Um outro patrocinador, Jan Colem disse que a sua empresa The Farm tem ajudado a apoiar eventos artísticos na sua cidade e um concerto de Ziggy Marley em Denver. Disse que esperava que esta fosse uma associação a longo prazo com a orquestra, porque os seus públicos eram ‘a nossa malta… pessoas que gostam de arte e música e produtos alternativos.’” 

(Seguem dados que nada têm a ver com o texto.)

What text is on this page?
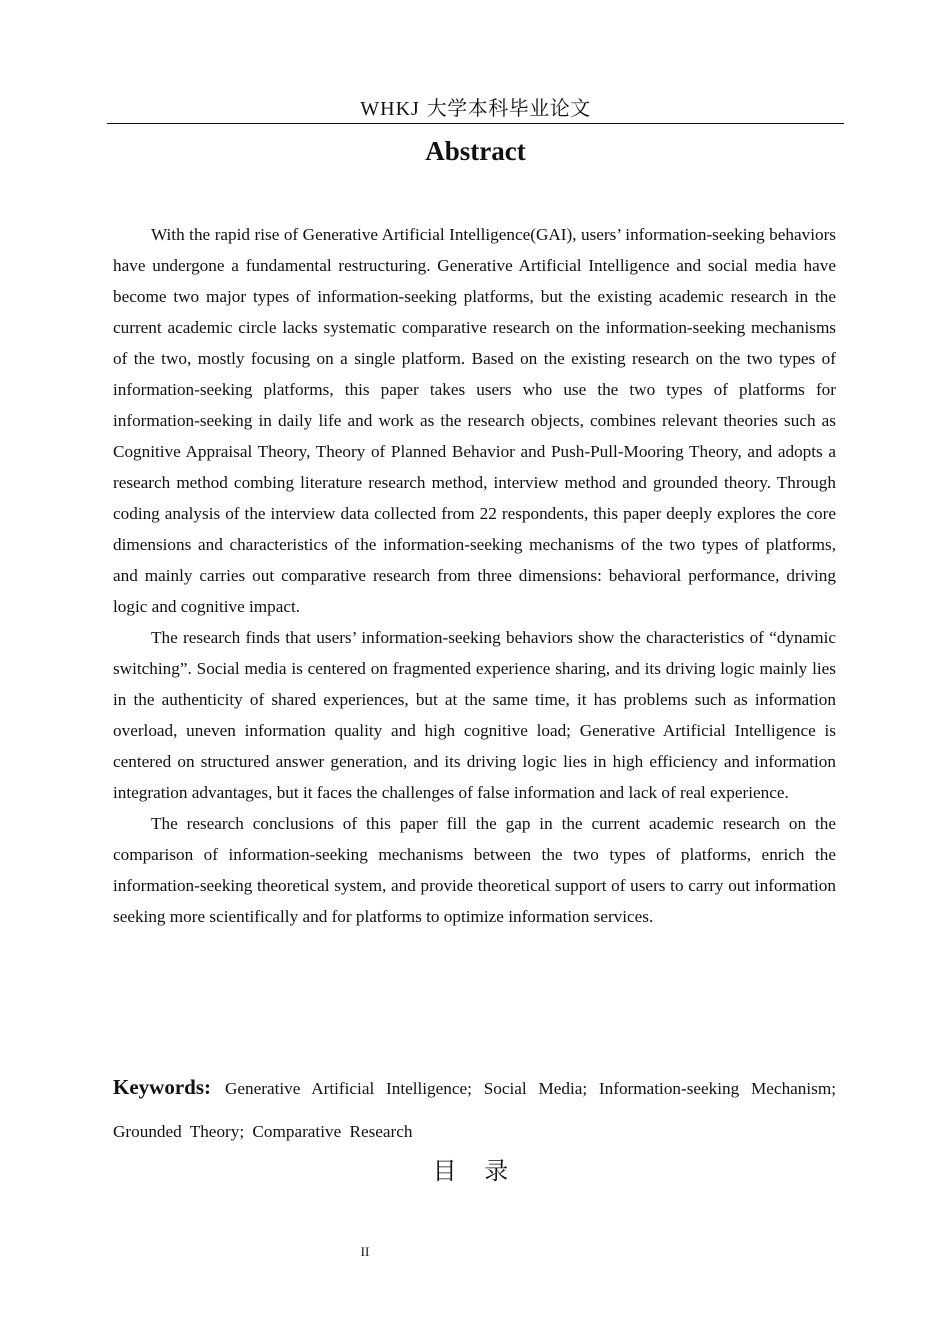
WHKJ 大学本科毕业论文
Abstract

With the rapid rise of Generative Artificial Intelligence(GAI), users’ information-seeking behaviors have undergone a fundamental restructuring. Generative Artificial Intelligence and social media have become two major types of information-seeking platforms, but the existing academic research in the current academic circle lacks systematic comparative research on the information-seeking mechanisms of the two, mostly focusing on a single platform. Based on the existing research on the two types of information-seeking platforms, this paper takes users who use the two types of platforms for information-seeking in daily life and work as the research objects, combines relevant theories such as Cognitive Appraisal Theory, Theory of Planned Behavior and Push-Pull-Mooring Theory, and adopts a research method combing literature research method, interview method and grounded theory. Through coding analysis of the interview data collected from 22 respondents, this paper deeply explores the core dimensions and characteristics of the information-seeking mechanisms of the two types of platforms, and mainly carries out comparative research from three dimensions: behavioral performance, driving logic and cognitive impact.

The research finds that users’ information-seeking behaviors show the characteristics of “dynamic switching”. Social media is centered on fragmented experience sharing, and its driving logic mainly lies in the authenticity of shared experiences, but at the same time, it has problems such as information overload, uneven information quality and high cognitive load; Generative Artificial Intelligence is centered on structured answer generation, and its driving logic lies in high efficiency and information integration advantages, but it faces the challenges of false information and lack of real experience.

The research conclusions of this paper fill the gap in the current academic research on the comparison of information-seeking mechanisms between the two types of platforms, enrich the information-seeking theoretical system, and provide theoretical support of users to carry out information seeking more scientifically and for platforms to optimize information services.

Keywords: Generative Artificial Intelligence; Social Media; Information-seeking Mechanism; Grounded Theory; Comparative Research
目 录
II
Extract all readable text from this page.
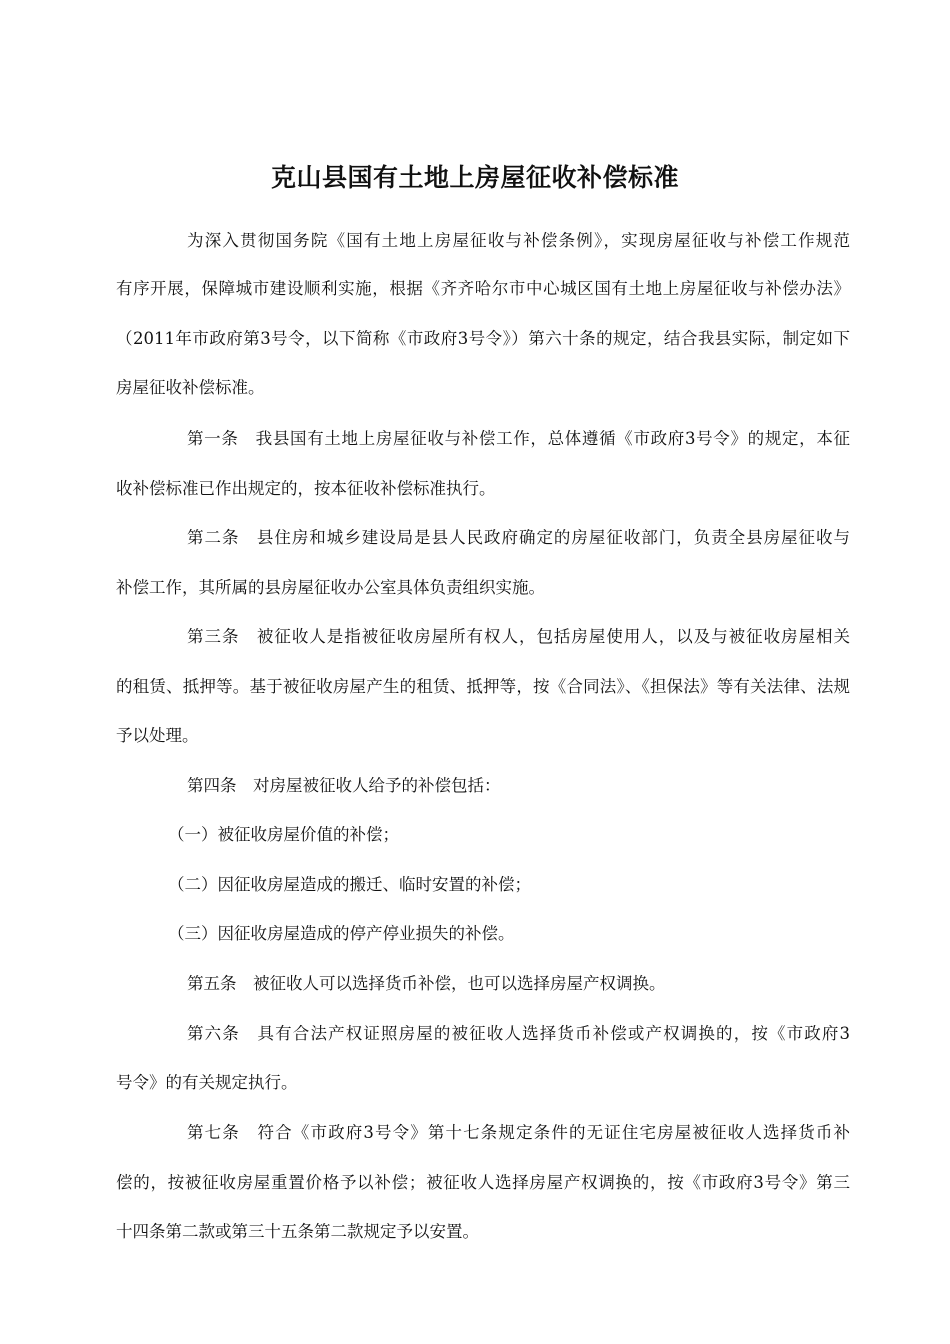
克山县国有土地上房屋征收补偿标准
为深入贯彻国务院《国有土地上房屋征收与补偿条例》，实现房屋征收与补偿工作规范
有序开展，保障城市建设顺利实施，根据《齐齐哈尔市中心城区国有土地上房屋征收与补偿办法》
（2011年市政府第3号令，以下简称《市政府3号令》）第六十条的规定，结合我县实际，制定如下
房屋征收补偿标准。
第一条　我县国有土地上房屋征收与补偿工作，总体遵循《市政府3号令》的规定，本征
收补偿标准已作出规定的，按本征收补偿标准执行。
第二条　县住房和城乡建设局是县人民政府确定的房屋征收部门，负责全县房屋征收与
补偿工作，其所属的县房屋征收办公室具体负责组织实施。
第三条　被征收人是指被征收房屋所有权人，包括房屋使用人，以及与被征收房屋相关
的租赁、抵押等。基于被征收房屋产生的租赁、抵押等，按《合同法》、《担保法》等有关法律、法规
予以处理。
第四条　对房屋被征收人给予的补偿包括：
（一）被征收房屋价值的补偿；
（二）因征收房屋造成的搬迁、临时安置的补偿；
（三）因征收房屋造成的停产停业损失的补偿。
第五条　被征收人可以选择货币补偿，也可以选择房屋产权调换。
第六条　具有合法产权证照房屋的被征收人选择货币补偿或产权调换的，按《市政府3
号令》的有关规定执行。
第七条　符合《市政府3号令》第十七条规定条件的无证住宅房屋被征收人选择货币补
偿的，按被征收房屋重置价格予以补偿；被征收人选择房屋产权调换的，按《市政府3号令》第三
十四条第二款或第三十五条第二款规定予以安置。
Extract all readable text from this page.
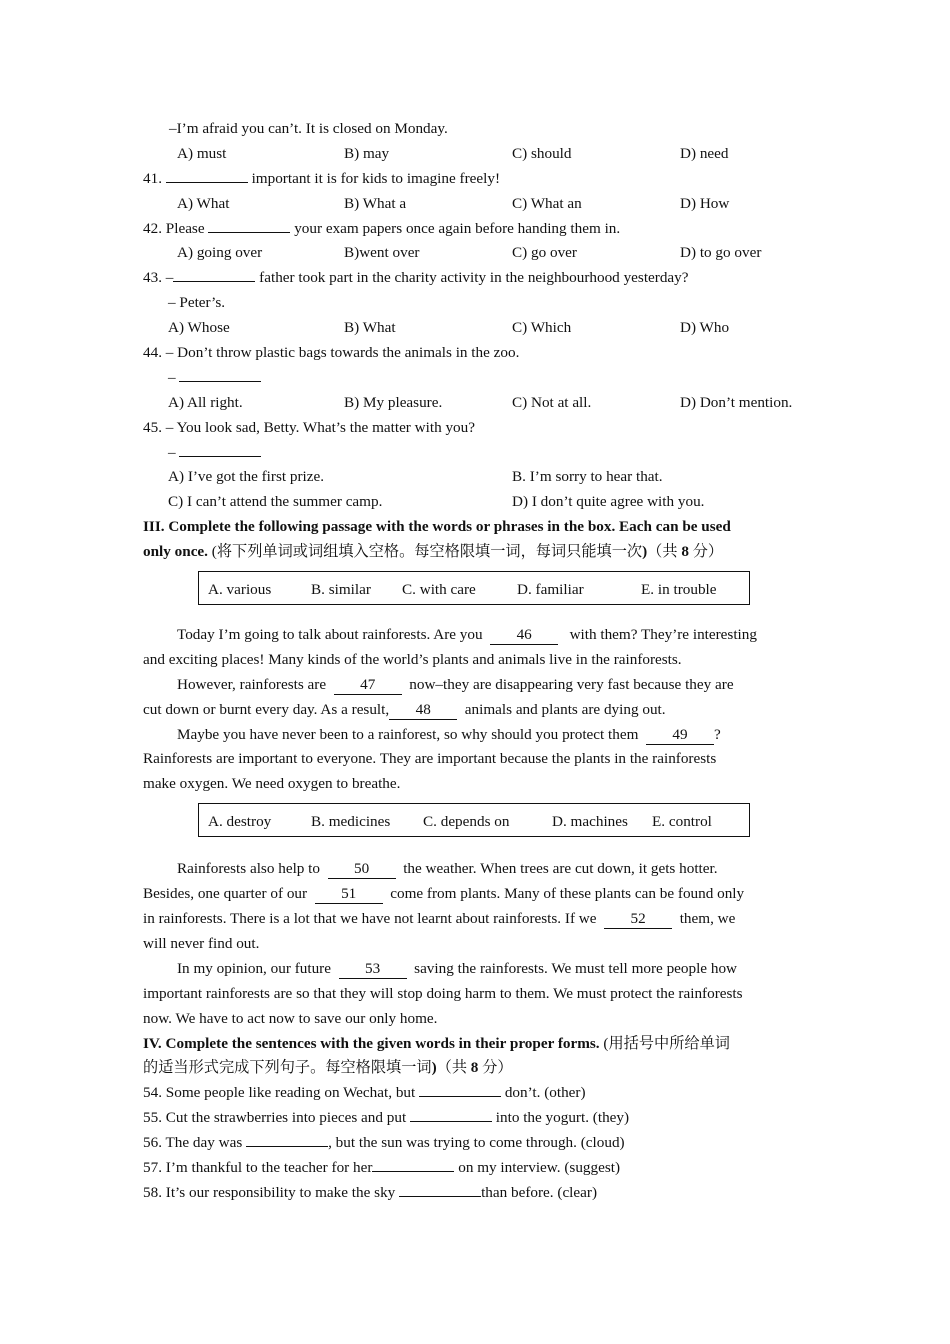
–I’m afraid you can’t. It is closed on Monday.
A) must	B) may	C) should	D) need
41.	important it is for kids to imagine freely!
A) What	B) What a	C) What an	D) How
42. Please	your exam papers once again before handing them in.
A) going over	B)went over	C) go over	D) to go over
43. –	father took part in the charity activity in the neighbourhood yesterday?
– Peter’s.
A) Whose	B) What	C) Which	D) Who
44. – Don’t throw plastic bags towards the animals in the zoo.
–
A) All right.	B) My pleasure.	C) Not at all.	D) Don’t mention.
45. – You look sad, Betty. What’s the matter with you?
–
A) I’ve got the first prize.	B. I’m sorry to hear that.
C) I can’t attend the summer camp.	D) I don’t quite agree with you.
III. Complete the following passage with the words or phrases in the box. Each can be used
only once. (将下列单词或词组填入空格。每空格限填一词，每词只能填一次)（共 8 分）
A. various	B. similar C. with care	D. familiar	E. in trouble
Today I’m going to talk about rainforests. Are you 46 with them? They’re interesting
and exciting places! Many kinds of the world’s plants and animals live in the rainforests.
However, rainforests are 47 now–they are disappearing very fast because they are
cut down or burnt every day. As a result, 48 animals and plants are dying out.
Maybe you have never been to a rainforest, so why should you protect them 49 ?
Rainforests are important to everyone. They are important because the plants in the rainforests
make oxygen. We need oxygen to breathe.
A. destroy	B. medicines C. depends on	D. machines E. control
Rainforests also help to 50 the weather. When trees are cut down, it gets hotter.
Besides, one quarter of our 51 come from plants. Many of these plants can be found only
in rainforests. There is a lot that we have not learnt about rainforests. If we 52 them, we
will never find out.
In my opinion, our future 53 saving the rainforests. We must tell more people how
important rainforests are so that they will stop doing harm to them. We must protect the rainforests
now. We have to act now to save our only home.
IV. Complete the sentences with the given words in their proper forms. (用括号中所给单词
的适当形式完成下列句子。每空格限填一词)（共 8 分）
54. Some people like reading on Wechat, but	don’t. (other)
55. Cut the strawberries into pieces and put	into the yogurt. (they)
56. The day was	, but the sun was trying to come through. (cloud)
57. I’m thankful to the teacher for her	on my interview. (suggest)
58. It’s our responsibility to make the sky	than before. (clear)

Acredito que ficamos a conhecer melhor uma pessoa (ou uma instituição) em momentos de crise. Olhando para os seus valores, as suas prioridades, a forma como toma decisões, o tipo de decisões que toma, a forma como se mantém (ou não) concentrada na sua missão. Vejo mais honestidade nas palavras dos patrocinadores do que naquelas do director executivo da CSO. Através da associação à orquestra, a indústria de canabis procura prestígio e alguma sofisticação. Através da sua associação à indústria, a orquestra procura… dinheiro desesperadamente necessário. Talvez consigam também aquele público mais jovem e diverso. Este é um evento bem capaz de o atrair, é um “happening”. Mas será mais que um “happening”? Irão voltar? A CSO irá conseguir mantê-los? Tenho sérias dúvidas quanto a isto, por duas razões: primeiro, porque os “happenings” como este não têm efeitos a longo prazo quando não existe paralelamente um plano a longo prazo com o objectivo de eliminar as barreiras, as verdadeiras, e estabelecer e alimentar uma relação com as pessoas; mas também, neste caso, porque a CSO não está a ser honesta em relação aos seus objectivos e “os públicos mais jovens e mais diversos” sabem disso.